В саду тихо, чуть слышно, так нежно шумели листья деревьев, и оттуда пахло цветами, землёй и травой. Какая-то скромная птичка задумчиво щебетала и посвистывала в глубине тёмных деревьев, с вершинами в свете луны.

Женщина молчала, сосредоточенно сдвинув брови. Михаил Иванович поцеловал ей руку и стал гладить её ладонь, с ожиданием глядя ей в лицо.

– Как ты сегодня хорошо говоришь… и нежен… – медленно, лениво выговаривая слова, точно в полусне, протянула она.

– Так ты не станешь отвечать? – кротко спросил он, уже гладя её рукой свои усы.

– Пожалуй, скажу… Но так хорошо сегодня, что, право, не хочется ни о чём говорить.

– Прекрасно – не говори!
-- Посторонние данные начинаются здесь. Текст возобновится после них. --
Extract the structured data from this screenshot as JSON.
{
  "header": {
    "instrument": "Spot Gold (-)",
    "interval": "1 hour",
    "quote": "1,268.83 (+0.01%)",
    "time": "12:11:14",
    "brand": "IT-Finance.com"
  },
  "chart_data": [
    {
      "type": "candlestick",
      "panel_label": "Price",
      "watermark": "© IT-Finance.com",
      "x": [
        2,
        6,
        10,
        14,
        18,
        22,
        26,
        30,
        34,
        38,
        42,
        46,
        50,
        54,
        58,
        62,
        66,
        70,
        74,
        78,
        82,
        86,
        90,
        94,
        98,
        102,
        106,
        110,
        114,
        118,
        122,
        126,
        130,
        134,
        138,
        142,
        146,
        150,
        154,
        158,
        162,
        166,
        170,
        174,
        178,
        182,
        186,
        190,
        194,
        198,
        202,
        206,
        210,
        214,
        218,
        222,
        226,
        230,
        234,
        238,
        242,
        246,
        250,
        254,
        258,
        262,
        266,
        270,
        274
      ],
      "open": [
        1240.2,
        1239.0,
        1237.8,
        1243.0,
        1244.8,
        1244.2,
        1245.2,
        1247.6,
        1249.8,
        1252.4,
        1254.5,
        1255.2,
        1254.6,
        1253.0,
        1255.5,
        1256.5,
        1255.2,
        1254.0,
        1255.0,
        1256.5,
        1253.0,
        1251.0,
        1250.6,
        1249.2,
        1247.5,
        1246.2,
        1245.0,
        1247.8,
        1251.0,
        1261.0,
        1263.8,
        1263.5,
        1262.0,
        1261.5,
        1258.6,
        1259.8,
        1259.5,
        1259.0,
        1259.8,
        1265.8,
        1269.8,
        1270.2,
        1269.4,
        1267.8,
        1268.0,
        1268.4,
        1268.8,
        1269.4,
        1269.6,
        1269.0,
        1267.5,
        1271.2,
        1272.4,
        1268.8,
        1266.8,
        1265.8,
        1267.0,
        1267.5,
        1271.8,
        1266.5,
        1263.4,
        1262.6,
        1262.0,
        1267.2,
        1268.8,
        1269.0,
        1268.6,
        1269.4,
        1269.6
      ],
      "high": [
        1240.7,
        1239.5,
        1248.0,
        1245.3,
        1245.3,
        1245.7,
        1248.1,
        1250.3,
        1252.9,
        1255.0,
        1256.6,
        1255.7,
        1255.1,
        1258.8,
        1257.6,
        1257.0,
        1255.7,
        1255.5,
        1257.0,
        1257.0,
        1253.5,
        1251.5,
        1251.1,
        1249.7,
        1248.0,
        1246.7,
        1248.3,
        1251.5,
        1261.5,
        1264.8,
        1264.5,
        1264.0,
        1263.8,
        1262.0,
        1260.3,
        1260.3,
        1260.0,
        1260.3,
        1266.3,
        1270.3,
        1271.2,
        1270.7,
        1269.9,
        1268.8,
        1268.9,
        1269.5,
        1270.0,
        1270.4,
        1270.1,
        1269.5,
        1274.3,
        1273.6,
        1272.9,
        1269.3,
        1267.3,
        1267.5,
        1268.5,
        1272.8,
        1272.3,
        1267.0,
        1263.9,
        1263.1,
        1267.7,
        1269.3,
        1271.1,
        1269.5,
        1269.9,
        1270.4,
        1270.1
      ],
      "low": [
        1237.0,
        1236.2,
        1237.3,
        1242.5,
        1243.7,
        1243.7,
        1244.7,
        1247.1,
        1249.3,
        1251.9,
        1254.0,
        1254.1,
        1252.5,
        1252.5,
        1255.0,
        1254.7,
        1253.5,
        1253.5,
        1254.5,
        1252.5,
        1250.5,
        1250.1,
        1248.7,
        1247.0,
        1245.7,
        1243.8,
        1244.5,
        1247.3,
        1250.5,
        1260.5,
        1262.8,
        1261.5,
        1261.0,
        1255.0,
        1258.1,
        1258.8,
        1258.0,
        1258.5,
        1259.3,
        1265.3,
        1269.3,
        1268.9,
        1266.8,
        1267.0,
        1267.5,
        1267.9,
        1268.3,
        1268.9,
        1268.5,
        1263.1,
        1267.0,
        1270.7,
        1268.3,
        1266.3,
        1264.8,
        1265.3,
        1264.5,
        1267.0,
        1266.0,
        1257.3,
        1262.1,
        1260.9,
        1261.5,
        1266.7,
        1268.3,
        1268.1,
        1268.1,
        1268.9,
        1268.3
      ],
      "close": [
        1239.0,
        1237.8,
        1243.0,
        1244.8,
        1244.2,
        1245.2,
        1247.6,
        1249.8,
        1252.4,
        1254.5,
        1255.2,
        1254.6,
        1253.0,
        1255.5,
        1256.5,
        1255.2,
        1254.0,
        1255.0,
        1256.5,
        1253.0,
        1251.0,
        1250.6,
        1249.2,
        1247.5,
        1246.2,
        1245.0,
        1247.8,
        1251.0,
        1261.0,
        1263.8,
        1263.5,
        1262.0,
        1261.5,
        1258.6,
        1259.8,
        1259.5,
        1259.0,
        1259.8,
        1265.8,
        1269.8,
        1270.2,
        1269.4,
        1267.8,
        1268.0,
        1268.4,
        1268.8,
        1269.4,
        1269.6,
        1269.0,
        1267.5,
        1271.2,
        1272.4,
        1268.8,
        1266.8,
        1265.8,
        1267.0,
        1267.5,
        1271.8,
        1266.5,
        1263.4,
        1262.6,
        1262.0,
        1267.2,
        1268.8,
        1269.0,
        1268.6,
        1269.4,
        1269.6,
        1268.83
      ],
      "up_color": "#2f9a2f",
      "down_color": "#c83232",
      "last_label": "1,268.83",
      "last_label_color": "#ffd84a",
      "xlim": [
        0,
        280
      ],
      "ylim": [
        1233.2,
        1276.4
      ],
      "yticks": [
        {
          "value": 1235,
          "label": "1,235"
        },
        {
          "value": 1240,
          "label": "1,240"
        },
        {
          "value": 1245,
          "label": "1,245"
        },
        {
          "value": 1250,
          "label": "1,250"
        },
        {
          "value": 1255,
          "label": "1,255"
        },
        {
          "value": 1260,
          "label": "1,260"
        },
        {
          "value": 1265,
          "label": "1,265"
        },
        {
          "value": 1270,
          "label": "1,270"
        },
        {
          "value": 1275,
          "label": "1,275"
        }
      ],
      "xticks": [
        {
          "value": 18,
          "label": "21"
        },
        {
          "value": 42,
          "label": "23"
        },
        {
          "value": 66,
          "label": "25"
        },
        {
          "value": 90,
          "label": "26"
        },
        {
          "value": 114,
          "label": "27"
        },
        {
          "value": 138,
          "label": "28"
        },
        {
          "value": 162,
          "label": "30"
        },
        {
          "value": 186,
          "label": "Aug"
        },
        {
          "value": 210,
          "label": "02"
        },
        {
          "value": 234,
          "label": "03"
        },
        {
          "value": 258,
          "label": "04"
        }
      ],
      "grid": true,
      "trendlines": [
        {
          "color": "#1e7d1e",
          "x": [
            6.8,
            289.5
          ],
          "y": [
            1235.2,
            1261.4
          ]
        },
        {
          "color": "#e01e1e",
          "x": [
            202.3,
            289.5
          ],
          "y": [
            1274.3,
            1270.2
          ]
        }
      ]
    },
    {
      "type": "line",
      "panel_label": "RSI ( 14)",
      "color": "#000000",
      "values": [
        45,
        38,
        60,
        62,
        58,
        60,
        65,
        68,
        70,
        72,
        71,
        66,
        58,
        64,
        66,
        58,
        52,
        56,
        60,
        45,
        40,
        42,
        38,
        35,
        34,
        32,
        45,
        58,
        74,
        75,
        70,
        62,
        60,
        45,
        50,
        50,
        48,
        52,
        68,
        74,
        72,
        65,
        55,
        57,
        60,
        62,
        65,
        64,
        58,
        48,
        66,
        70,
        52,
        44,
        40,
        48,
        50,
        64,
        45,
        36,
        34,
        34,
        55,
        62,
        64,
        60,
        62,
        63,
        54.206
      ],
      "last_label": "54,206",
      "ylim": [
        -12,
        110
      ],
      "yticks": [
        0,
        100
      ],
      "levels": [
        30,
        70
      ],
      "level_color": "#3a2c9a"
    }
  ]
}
Поцелуй меня, и этого мне достаточно…

«На сегодня», – докончил он про себя, потому что она всё более казалась ему новой и непонятной.

– Нет, – вдруг повернулась она на софе, с тем капризным и властным лицом, которое так часто бывает у женщин, сознающих себя сильными, и с той резкой переменой настроения, которым обладают в совершенстве только женщины и которое, иногда, заставляет думать, что их душа обладает способностью в одну секунду переживать года.

– Нет, я буду говорить, хотя и чувствую, что испорчу настроение и себе и тебе…

Хочешь?

Она села теперь и склонилась к нему, упираясь руками в его плечи, а он смотрел на неё снизу вверх и чувствовал неодолимое желание обнять её. Он и сказал ей это.

– После будем целоваться, подожди. В самом деле, – я буду говорить. Слушай и, пожалуйста, я очень прошу тебя, не мешай мне, не перебивай меня, не спрашивай о том, чего не поймёшь. Но ты всё поймёшь: это ясно, очень ясно. Я ведь уже давно думаю об этом. Слушай – я сделала открытие… нет! я сделала несколько открытий – в себе самой, в тебе, в людях, в жизни…

В ней вдруг точно закипело что-то. Её лицо вспыхнуло, глаза сузились, на лбу появились морщины, ноздри стали вздрагивать, – это всё не шло к ней, её лицо было более красиво, когда оно было покойно…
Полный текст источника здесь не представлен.